Haynes, AZ sits above Jerome and was a large mining operation in the heyday. When Haynes Cooper Company dug a 1200 foot deep shaft they were disappointed to not find cooper. However the miners struck gold instead.
Over the last 3 decades, it has morphed into a collection of mining buildings, a collection of trucks and antique mining equipment, and relics from a time that has note quite been forgotten. You can immerse yourself here for quite a while; it is a fun walk back through time.
I had a little too much fun with take pictures all through the property.
There was a shoe repair shop, a laundry, a service station all with the same implements, machines, tools, etc. from when the gold town was thriving.

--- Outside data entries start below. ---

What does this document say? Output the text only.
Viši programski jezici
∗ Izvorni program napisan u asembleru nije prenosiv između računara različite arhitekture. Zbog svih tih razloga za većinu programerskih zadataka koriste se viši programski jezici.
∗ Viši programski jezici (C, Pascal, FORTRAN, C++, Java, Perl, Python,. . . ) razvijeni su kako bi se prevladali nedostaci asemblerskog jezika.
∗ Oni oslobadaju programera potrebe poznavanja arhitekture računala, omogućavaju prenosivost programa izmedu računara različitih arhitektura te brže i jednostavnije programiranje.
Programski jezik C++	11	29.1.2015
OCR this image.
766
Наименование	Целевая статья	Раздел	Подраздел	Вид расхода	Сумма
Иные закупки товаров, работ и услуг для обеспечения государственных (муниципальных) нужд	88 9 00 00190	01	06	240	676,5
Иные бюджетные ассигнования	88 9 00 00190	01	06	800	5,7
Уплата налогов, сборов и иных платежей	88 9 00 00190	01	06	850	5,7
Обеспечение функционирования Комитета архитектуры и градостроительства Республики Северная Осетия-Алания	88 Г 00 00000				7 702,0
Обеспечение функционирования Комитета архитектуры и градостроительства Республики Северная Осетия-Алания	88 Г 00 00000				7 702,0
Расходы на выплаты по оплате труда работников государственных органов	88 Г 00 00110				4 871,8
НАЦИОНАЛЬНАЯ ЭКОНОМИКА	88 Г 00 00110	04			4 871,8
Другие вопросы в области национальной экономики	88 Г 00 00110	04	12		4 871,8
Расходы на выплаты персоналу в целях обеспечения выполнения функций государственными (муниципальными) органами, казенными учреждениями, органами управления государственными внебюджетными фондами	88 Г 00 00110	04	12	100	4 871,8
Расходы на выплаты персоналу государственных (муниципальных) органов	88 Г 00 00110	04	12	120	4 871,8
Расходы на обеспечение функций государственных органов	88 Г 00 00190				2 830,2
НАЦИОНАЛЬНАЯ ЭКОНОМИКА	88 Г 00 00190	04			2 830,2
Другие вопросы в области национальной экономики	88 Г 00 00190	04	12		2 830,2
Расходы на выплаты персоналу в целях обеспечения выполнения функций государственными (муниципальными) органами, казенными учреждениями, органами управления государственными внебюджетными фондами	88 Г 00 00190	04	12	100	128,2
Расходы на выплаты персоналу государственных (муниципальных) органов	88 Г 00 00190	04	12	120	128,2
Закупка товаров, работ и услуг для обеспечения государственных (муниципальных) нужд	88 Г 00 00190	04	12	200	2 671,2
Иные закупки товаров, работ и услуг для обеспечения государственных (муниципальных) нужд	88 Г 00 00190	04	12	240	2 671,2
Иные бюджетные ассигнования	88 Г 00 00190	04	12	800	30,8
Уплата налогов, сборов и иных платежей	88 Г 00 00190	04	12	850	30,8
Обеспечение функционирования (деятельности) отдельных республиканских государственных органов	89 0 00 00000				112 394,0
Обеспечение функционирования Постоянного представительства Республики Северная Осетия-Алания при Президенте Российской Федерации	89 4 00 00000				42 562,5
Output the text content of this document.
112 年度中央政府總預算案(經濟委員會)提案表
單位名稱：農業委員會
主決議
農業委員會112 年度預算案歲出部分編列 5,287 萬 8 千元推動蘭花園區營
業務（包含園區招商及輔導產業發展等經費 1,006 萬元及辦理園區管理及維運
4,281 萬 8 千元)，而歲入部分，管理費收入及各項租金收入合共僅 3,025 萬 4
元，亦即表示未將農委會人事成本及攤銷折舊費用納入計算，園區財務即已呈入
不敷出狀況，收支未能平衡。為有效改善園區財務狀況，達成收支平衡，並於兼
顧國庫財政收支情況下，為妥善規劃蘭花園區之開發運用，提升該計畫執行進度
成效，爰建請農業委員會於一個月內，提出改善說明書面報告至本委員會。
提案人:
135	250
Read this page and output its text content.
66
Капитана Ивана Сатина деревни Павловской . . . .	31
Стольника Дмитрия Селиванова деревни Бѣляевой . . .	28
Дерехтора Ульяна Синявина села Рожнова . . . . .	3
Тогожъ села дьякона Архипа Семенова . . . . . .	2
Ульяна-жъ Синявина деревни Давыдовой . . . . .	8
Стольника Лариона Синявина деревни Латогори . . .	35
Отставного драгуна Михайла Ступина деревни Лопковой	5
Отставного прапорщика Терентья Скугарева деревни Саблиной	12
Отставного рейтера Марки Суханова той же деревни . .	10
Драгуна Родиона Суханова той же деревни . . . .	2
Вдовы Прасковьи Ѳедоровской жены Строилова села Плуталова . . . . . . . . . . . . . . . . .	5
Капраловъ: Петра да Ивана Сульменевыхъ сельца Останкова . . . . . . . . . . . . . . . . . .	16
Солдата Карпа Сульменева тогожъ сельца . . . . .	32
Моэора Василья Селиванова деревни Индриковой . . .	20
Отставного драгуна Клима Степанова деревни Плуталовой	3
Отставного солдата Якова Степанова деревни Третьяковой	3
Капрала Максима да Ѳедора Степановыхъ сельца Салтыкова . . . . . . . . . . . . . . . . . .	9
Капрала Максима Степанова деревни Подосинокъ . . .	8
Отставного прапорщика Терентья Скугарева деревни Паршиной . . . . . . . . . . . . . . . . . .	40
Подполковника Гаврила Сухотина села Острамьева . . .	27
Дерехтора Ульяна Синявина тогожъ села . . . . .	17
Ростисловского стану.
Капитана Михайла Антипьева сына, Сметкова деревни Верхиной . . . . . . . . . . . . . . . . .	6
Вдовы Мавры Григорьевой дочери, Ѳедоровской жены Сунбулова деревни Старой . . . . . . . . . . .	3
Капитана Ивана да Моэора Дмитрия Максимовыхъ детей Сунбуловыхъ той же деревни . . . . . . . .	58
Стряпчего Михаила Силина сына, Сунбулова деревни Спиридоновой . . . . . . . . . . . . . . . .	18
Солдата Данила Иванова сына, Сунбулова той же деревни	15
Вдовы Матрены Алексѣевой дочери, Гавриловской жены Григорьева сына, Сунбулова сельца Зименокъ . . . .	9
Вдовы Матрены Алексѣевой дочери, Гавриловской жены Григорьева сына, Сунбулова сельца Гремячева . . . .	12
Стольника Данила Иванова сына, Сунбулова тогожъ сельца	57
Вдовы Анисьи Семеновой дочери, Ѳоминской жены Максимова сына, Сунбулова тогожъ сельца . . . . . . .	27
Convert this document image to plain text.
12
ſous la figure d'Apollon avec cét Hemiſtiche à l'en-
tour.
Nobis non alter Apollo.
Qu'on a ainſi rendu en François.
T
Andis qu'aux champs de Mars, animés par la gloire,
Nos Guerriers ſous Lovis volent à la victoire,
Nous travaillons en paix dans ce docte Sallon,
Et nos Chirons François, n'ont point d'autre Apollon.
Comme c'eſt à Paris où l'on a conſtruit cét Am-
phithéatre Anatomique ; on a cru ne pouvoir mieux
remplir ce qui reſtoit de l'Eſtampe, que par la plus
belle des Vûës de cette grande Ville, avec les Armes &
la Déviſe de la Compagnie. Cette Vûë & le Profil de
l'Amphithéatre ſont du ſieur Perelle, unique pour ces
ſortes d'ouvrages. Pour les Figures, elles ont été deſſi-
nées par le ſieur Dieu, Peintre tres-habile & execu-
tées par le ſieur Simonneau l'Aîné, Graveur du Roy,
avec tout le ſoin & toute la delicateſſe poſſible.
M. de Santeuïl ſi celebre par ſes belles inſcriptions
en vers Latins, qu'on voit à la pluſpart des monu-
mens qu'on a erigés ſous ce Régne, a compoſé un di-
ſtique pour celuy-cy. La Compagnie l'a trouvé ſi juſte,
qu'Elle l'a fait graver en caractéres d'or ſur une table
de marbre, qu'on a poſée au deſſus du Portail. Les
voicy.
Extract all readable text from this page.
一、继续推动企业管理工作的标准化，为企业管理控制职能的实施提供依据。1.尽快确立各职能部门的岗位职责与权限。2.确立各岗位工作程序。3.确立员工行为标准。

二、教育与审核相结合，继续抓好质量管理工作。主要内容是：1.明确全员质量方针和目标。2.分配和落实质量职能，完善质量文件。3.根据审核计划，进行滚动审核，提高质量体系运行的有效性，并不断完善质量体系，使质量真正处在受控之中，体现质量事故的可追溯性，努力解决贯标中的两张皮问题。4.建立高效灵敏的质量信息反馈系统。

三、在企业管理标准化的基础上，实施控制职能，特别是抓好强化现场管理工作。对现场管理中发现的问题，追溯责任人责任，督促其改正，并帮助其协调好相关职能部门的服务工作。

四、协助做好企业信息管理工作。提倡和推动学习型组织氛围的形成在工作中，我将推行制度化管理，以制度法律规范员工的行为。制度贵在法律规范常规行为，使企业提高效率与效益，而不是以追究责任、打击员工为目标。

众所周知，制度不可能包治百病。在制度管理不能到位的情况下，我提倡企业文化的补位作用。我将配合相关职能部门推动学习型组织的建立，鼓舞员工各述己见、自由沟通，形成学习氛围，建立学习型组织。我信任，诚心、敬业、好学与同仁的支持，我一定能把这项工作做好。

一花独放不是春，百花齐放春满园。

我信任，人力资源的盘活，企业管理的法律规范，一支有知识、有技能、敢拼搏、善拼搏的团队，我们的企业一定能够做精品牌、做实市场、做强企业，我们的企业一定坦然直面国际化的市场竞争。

There were also roosters, chickens, goats and two town cats.
Jerome’s Mine Musuem
The mine musuem operated by the Jerome Historical Society and is located in an old popular saloon in town. The musuem provides an interesting read through the town’s timeline and builds a visual of life during the mining boom. We enjoyed going through the musuem and walking through the rise, fall and then rise again of this little town. The population was at 15,000 in the 1920s and down to just over 50 in 1953.
I hope to do this drive up here again and actually visit more of the town and experience the mountain town views we missed out on.